NFL officials had another rough weekend during the divisional round of the playoffs, highlighted by inconsistency, a botched replay and general incompetence. Officiating has been under intense scrutiny for much of the year, but is it really fair to expect part-time officials to get everything right? Here’s five ways the league can help improve the quality of its officials.
This is a no-brainer. Part-time officials don’t have the time to dedicate to knowing every single nuance of the NFL’s overly complex rule book. By hiring officials as full-time employees, the NFL can give them better instruction, go over more scenarios and have them better prepared for the weekend’s games. For a league that makes billions of dollars, it seems stupid to field part-time officials that have developed a bad tendency of directly impacting the outcomes of games due to missing calls.

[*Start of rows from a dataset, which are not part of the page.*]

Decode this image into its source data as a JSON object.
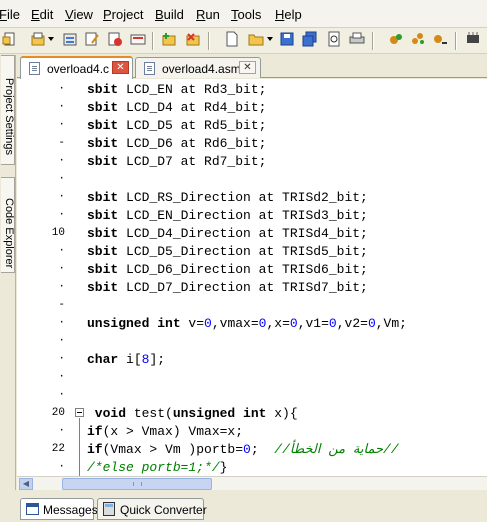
{
  "menubar": {
    "items": [
      {
        "mn": "F",
        "rest": "ile"
      },
      {
        "mn": "E",
        "rest": "dit"
      },
      {
        "mn": "V",
        "rest": "iew"
      },
      {
        "mn": "P",
        "rest": "roject"
      },
      {
        "mn": "B",
        "rest": "uild"
      },
      {
        "mn": "R",
        "rest": "un"
      },
      {
        "mn": "T",
        "rest": "ools"
      },
      {
        "mn": "H",
        "rest": "elp"
      }
    ]
  },
  "side_tabs": {
    "project_settings": "Project Settings",
    "code_explorer": "Code Explorer"
  },
  "tabs": [
    {
      "label": "overload4.c",
      "close": "✕"
    },
    {
      "label": "overload4.asm",
      "close": "✕"
    }
  ],
  "code_lines": [
    {
      "ln": "·",
      "segs": [
        [
          "kw",
          "sbit"
        ],
        [
          "p",
          " LCD_EN at Rd3_bit;"
        ]
      ]
    },
    {
      "ln": "·",
      "segs": [
        [
          "kw",
          "sbit"
        ],
        [
          "p",
          " LCD_D4 at Rd4_bit;"
        ]
      ]
    },
    {
      "ln": "·",
      "segs": [
        [
          "kw",
          "sbit"
        ],
        [
          "p",
          " LCD_D5 at Rd5_bit;"
        ]
      ]
    },
    {
      "ln": "-",
      "segs": [
        [
          "kw",
          "sbit"
        ],
        [
          "p",
          " LCD_D6 at Rd6_bit;"
        ]
      ]
    },
    {
      "ln": "·",
      "segs": [
        [
          "kw",
          "sbit"
        ],
        [
          "p",
          " LCD_D7 at Rd7_bit;"
        ]
      ]
    },
    {
      "ln": "·",
      "segs": []
    },
    {
      "ln": "·",
      "segs": [
        [
          "kw",
          "sbit"
        ],
        [
          "p",
          " LCD_RS_Direction at TRISd2_bit;"
        ]
      ]
    },
    {
      "ln": "·",
      "segs": [
        [
          "kw",
          "sbit"
        ],
        [
          "p",
          " LCD_EN_Direction at TRISd3_bit;"
        ]
      ]
    },
    {
      "ln": "10",
      "segs": [
        [
          "kw",
          "sbit"
        ],
        [
          "p",
          " LCD_D4_Direction at TRISd4_bit;"
        ]
      ]
    },
    {
      "ln": "·",
      "segs": [
        [
          "kw",
          "sbit"
        ],
        [
          "p",
          " LCD_D5_Direction at TRISd5_bit;"
        ]
      ]
    },
    {
      "ln": "·",
      "segs": [
        [
          "kw",
          "sbit"
        ],
        [
          "p",
          " LCD_D6_Direction at TRISd6_bit;"
        ]
      ]
    },
    {
      "ln": "·",
      "segs": [
        [
          "kw",
          "sbit"
        ],
        [
          "p",
          " LCD_D7_Direction at TRISd7_bit;"
        ]
      ]
    },
    {
      "ln": "-",
      "segs": []
    },
    {
      "ln": "·",
      "segs": [
        [
          "kw",
          "unsigned int"
        ],
        [
          "p",
          " v="
        ],
        [
          "num",
          "0"
        ],
        [
          "p",
          ",vmax="
        ],
        [
          "num",
          "0"
        ],
        [
          "p",
          ",x="
        ],
        [
          "num",
          "0"
        ],
        [
          "p",
          ",v1="
        ],
        [
          "num",
          "0"
        ],
        [
          "p",
          ",v2="
        ],
        [
          "num",
          "0"
        ],
        [
          "p",
          ",Vm;"
        ]
      ]
    },
    {
      "ln": "·",
      "segs": []
    },
    {
      "ln": "·",
      "segs": [
        [
          "kw",
          "char"
        ],
        [
          "p",
          " i["
        ],
        [
          "num",
          "8"
        ],
        [
          "p",
          "];"
        ]
      ]
    },
    {
      "ln": "·",
      "segs": []
    },
    {
      "ln": "·",
      "segs": []
    },
    {
      "ln": "20",
      "segs": [
        [
          "kw",
          " void"
        ],
        [
          "p",
          " test("
        ],
        [
          "kw",
          "unsigned int"
        ],
        [
          "p",
          " x){"
        ]
      ]
    },
    {
      "ln": "·",
      "segs": [
        [
          "kw",
          "if"
        ],
        [
          "p",
          "(x > Vmax) Vmax=x;"
        ]
      ]
    },
    {
      "ln": "22",
      "segs": [
        [
          "kw",
          "if"
        ],
        [
          "p",
          "(Vmax > Vm )portb="
        ],
        [
          "num",
          "0"
        ],
        [
          "p",
          ";  "
        ],
        [
          "cmt",
          "//حماية من الخطأ//"
        ]
      ]
    },
    {
      "ln": "·",
      "segs": [
        [
          "cmt",
          "/*else portb=1;*/"
        ],
        [
          "p",
          "}"
        ]
      ]
    }
  ],
  "scrollbar": {
    "left_arrow": "◀"
  },
  "bottom_tabs": {
    "messages": "Messages",
    "quick_converter": "Quick Converter"
  }
}
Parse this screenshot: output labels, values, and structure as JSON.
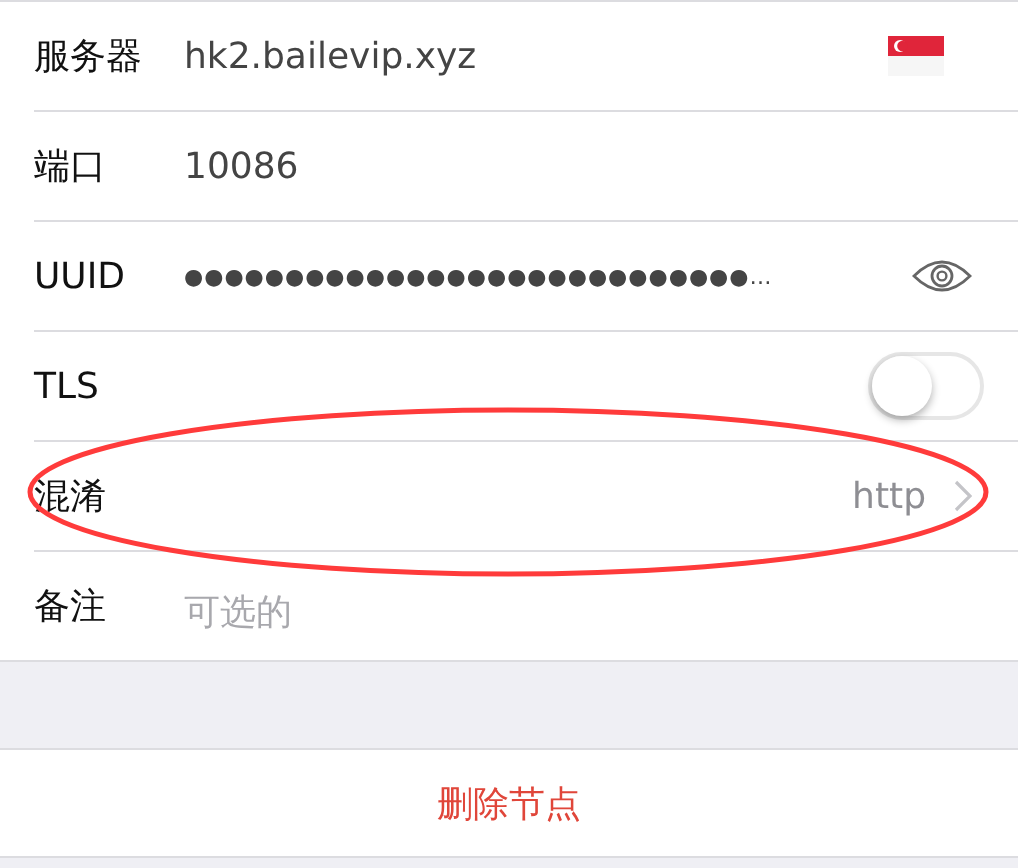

Against the San Diego Chargers Sunday night, Broncos receiver Julius Thomas had what appeared to be a catch and fumble on a third down and short. After seeing the replay, it was clear that Thomas bobbled the ball as he was taken to the ground, and it was ripped out long before we could ever consider the “process” of the catch to have been completed.
Instead of overturning the call, the officials stuck with the call on the field of a catch then fumble, despite the lack of any football move that we constantly hear about. Worse yet, had the play happened in the end zone, there’s no way they would have stuck with the call of a touchdown over an incomplete pass.
The NFL has been looking into centralizing its replay similar to the way the NHL handles replay duties. By doing this, the NFL would create consistency where there appears to be incompetence, and it would take no longer than it currently takes by handling the situation on the field. It would also get officials out of the crosshairs of fan outrage, and that can’t be a bad thing either.
Broader Replay Rules
From time to time a play is deemed unreviewable for some obscure reason that makes absolutely no sense in the given context. Late in the regular season, the Steelers blocked a field goal, recovered the ball, attempted a lateral, but the lateral was dropped and a Steelers player hit the ball out of bounds on purpose, drawing an illegal bat penalty. Unfortunately, the officials decided the Steelers had never had possession of the ball, meaning the penalty was five yards and an automatic first down. Pittsburgh attempted to challenge the play, but possession in the field of play on a fumble is, apparently, not reviewable.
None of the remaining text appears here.